It’s been tagged “trillion-dollar tech Tuesday” because of the cumulative market capitalization of the technology companies that are opening their quarterly books today.
S&P 500 (SPX) constituent Apple (AAPL) is likely the domineering player with a market cap of $747.7 billion as of Monday’s close, thanks to a 40% surge in its stock over the last 52 weeks. The maker of all things “i” reports after Tuesday’s bell.
Analysts reporting to ThomsonReuters are looking for fiscal Q3 per-share earnings of $1.79 compared with last year’s comparable $1.28. Revenues, driven primarily by iPhone sales, are forecast to jump nearly 32% to $49.31 billion. Apple did not provide earnings guidance in April but did project revenues to range from $46 billion to $48 billion.
The iPhone is the power behind Apple’s growth and the iPhone 6 and the larger-screen iPhone 6 Plus are the big drivers, generating nearly 70% of Apple’s revenue in the prior quarter. Though summer tends to be a tough sell for on-the-market iPhones —everyone’s waiting for the next model before buying—analysts think this quarter could be an outlier.
Trump Card is China
China has embraced the latest iPhone version in record droves, sales data show.
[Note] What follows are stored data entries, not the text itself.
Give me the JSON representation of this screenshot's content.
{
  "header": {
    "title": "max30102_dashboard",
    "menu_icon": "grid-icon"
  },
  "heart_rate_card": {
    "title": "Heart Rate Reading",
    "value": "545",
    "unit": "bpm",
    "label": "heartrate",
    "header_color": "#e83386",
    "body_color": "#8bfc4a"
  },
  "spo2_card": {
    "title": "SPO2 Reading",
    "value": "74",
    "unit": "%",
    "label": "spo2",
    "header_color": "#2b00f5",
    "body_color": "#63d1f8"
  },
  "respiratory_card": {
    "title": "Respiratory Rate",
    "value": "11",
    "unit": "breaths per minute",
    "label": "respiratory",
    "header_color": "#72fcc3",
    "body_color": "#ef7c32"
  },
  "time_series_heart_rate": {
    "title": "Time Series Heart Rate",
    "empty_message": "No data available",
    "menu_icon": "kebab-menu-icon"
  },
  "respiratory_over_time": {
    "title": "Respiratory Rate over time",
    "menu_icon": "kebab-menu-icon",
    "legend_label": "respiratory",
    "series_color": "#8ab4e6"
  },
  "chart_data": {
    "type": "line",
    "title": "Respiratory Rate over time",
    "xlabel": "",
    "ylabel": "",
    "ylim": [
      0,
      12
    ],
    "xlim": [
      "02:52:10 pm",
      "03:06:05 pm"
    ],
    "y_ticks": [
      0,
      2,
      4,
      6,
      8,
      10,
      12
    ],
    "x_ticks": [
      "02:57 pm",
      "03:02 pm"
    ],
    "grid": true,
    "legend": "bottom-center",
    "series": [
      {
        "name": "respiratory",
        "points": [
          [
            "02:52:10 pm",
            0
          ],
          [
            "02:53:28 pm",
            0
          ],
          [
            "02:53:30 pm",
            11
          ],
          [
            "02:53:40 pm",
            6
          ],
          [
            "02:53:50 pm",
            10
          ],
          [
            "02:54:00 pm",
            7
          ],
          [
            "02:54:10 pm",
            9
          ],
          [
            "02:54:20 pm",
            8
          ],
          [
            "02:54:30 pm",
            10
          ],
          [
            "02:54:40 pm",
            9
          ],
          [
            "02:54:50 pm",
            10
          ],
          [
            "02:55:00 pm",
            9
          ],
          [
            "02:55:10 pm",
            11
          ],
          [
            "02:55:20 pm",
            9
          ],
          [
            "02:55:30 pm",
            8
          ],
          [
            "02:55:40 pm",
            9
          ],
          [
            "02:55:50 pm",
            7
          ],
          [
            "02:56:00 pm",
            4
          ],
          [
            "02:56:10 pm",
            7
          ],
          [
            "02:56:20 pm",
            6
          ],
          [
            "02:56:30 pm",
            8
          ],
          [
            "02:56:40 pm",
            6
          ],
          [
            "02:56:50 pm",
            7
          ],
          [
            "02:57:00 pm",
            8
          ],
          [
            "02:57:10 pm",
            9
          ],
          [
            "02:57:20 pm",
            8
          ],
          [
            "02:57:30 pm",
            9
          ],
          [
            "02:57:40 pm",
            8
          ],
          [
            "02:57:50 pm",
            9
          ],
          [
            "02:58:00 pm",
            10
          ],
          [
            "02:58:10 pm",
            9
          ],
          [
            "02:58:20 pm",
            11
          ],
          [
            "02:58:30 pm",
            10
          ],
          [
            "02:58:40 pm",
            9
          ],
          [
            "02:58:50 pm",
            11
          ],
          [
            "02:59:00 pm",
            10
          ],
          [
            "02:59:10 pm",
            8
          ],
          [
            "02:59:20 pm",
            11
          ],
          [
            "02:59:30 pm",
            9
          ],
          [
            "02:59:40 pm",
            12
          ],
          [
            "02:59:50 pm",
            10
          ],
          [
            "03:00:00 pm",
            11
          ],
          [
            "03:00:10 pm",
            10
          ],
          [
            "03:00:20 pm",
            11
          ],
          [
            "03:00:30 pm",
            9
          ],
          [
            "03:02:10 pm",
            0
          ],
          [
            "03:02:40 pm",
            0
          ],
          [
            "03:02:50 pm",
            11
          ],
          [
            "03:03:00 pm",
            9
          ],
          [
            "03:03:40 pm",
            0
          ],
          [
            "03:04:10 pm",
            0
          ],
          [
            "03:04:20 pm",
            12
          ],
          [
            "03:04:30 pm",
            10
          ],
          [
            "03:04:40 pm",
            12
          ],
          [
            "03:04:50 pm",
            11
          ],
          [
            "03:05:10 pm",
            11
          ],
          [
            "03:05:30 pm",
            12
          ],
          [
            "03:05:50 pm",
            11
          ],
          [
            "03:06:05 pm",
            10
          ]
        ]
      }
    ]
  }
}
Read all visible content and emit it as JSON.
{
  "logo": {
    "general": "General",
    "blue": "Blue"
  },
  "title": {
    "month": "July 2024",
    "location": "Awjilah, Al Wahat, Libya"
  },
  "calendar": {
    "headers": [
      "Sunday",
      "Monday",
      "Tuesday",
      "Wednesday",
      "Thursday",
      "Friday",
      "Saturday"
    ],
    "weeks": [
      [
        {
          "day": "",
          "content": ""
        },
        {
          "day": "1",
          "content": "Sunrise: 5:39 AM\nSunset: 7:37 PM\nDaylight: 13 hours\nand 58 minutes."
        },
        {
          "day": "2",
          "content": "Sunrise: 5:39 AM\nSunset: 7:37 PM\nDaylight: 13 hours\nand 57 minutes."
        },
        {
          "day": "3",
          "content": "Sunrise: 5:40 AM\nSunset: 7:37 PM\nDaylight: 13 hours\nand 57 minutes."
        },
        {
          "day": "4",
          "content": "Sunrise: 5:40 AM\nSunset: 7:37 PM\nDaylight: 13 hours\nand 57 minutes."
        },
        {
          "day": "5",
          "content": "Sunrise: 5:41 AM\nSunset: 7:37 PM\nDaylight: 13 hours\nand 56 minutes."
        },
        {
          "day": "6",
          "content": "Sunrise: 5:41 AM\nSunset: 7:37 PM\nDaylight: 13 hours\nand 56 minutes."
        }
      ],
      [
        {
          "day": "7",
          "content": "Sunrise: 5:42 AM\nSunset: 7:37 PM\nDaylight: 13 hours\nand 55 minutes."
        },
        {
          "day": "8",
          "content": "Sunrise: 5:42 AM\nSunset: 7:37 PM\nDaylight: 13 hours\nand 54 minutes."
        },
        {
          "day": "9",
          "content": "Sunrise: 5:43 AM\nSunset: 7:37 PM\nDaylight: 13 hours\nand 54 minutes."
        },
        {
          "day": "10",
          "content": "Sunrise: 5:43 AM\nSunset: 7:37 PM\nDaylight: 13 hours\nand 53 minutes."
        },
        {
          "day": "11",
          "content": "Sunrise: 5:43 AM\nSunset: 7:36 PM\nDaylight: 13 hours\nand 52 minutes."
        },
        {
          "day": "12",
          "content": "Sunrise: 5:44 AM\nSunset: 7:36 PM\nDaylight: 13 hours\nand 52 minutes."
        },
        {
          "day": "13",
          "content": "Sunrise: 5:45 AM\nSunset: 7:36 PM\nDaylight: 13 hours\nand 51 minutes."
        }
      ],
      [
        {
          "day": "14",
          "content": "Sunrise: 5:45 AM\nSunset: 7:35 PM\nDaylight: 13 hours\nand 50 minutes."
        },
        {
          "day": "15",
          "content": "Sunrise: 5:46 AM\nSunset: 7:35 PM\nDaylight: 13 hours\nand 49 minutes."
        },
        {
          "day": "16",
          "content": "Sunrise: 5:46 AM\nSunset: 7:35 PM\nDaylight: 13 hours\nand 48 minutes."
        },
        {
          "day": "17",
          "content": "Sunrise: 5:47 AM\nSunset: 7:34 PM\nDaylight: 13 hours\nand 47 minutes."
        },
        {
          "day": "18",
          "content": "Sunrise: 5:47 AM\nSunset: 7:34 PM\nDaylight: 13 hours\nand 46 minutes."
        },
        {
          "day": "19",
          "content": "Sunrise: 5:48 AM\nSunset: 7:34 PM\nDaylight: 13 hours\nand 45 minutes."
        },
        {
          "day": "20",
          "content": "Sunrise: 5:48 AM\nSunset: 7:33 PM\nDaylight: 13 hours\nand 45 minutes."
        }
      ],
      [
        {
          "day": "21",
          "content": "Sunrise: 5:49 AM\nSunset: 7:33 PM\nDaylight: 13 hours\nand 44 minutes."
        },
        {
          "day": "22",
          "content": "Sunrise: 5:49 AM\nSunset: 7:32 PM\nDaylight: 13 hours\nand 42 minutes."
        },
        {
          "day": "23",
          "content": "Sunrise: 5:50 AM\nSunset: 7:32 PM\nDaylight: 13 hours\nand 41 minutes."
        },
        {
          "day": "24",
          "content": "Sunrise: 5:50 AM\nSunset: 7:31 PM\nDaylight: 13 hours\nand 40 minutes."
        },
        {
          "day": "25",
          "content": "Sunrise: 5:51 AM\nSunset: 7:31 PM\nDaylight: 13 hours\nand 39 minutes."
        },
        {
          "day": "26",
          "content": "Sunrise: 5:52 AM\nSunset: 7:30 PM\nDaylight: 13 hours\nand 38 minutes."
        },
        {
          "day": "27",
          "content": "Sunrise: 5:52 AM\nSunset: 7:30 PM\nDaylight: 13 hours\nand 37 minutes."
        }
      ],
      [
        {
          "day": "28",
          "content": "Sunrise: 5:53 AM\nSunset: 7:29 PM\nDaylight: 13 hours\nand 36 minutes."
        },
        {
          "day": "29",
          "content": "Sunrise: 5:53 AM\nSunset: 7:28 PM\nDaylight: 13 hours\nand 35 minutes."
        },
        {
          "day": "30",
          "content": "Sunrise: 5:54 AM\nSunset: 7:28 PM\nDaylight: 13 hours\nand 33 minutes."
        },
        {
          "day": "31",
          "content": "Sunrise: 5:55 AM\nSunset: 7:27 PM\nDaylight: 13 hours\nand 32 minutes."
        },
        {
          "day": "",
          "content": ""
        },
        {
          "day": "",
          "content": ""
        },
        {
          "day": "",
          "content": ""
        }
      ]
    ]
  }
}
But given the economic woes there and the unpredictably worsening stock market, analysts are worried that any negative news for Apple could be China-based. Some industry analysts are predicting iPhone 6 sales will slow throughout the remainder of the year.
Analysts also will be picking apart the first look at sales for the Apple Watch, for which Apple has not offered a peep of insight. This is the firm’s first iteration of the smartwatch and many have agreed with CNET.com’s description of it as more of a “fashionable toy than a necessary tool.” Let’s see.
Listen for commentary about next-generation products, which is what could keep the stock’s upward trajectory investors have become accustomed to.
Tech Rings in From All Over
Search engine and content creator Yahoo (YHOO) is also on the after-hours docket. The stock has plunged some 22% so far this year and analysts are bracing for a sharp decline in earnings.
The real news will be in how the tech company plans to spin off its $30 billion stake in China-based Alibaba (BABA), which it announced last week. The e-commerce spinoff will become part of a new firm, to be called Aabacoa Holdings that will own about 15% in the Alibaba Group and what the company described as a “newly formed entity (that) will own Yahoo Small Business,” according to a filing with the Securities and Exchange Commission.
The last time Yahoo unloaded half of its investment in Alibaba, it got hit with a hefty tax bill to the tune of $2 billion. No one wants to see that happen again. Yahoo expects to clear out the deal once the expiration of its lock-up pact ends in the fourth quarter. No one knows what the company will do with the money nor has the company explained what the small-business unit will do.
Meanwhile, analysts are looking for per-share income of $0.18 on topline sales of $1.03 billion. They’re really looking forward to hearing how the onetime boss of search is going to remain relevant in a world dominated by Google (GOOG, GOOGL) and with Microsoft nipping at its heels.
Speaking of Microsoft (MSFT), it’s on our radar today too. Analysts look for Mr. Softy to report income of $0.56 a share on sales of $22.06 billion, a near 6% drop year over year. It’s another tech leader that’s looking to reposition itself from a PC-based software giant to a cloud- and mobile-based leader.
It’s not been an easy path and the company is hoping its July 29 free upgrade to Windows 10 will pave the way to a broader customer base for enterprise- and cloud-based services. Options traders are looking to potentially capitalize on the buzz: Microsoft volatility is up, trading in the 73rd percentile early Tuesday, according to TD Ameritrade’s thinkorswim® platform.
I’d Wait in Line for This
The earnings blast drops us in at Chipotle (CMG). The Mexican fast-casual hangout that touts its fresh ingredients is expected to turn out top-line sales of $1.22 billion, up 16% year-over-year, with a whopping 27% hike in per-share income of $4.46, according to Thomson Reuters’ survey.
Some of this is attributable to a price hike because of the skyrocketing costs of beef. Same-store comparable results are expected to rise 6%, which would be considered robust under normal circumstances. It’s unclear how much of the same-store sales growth is attributable to the price increases, however, which means that management’s conference call will be as important as always. The same can be said for all firms reporting. Remember, as we look to dollar impact, commodities ripples, and more, what’s coming ahead is typically more important than a quarter that’s already in the books.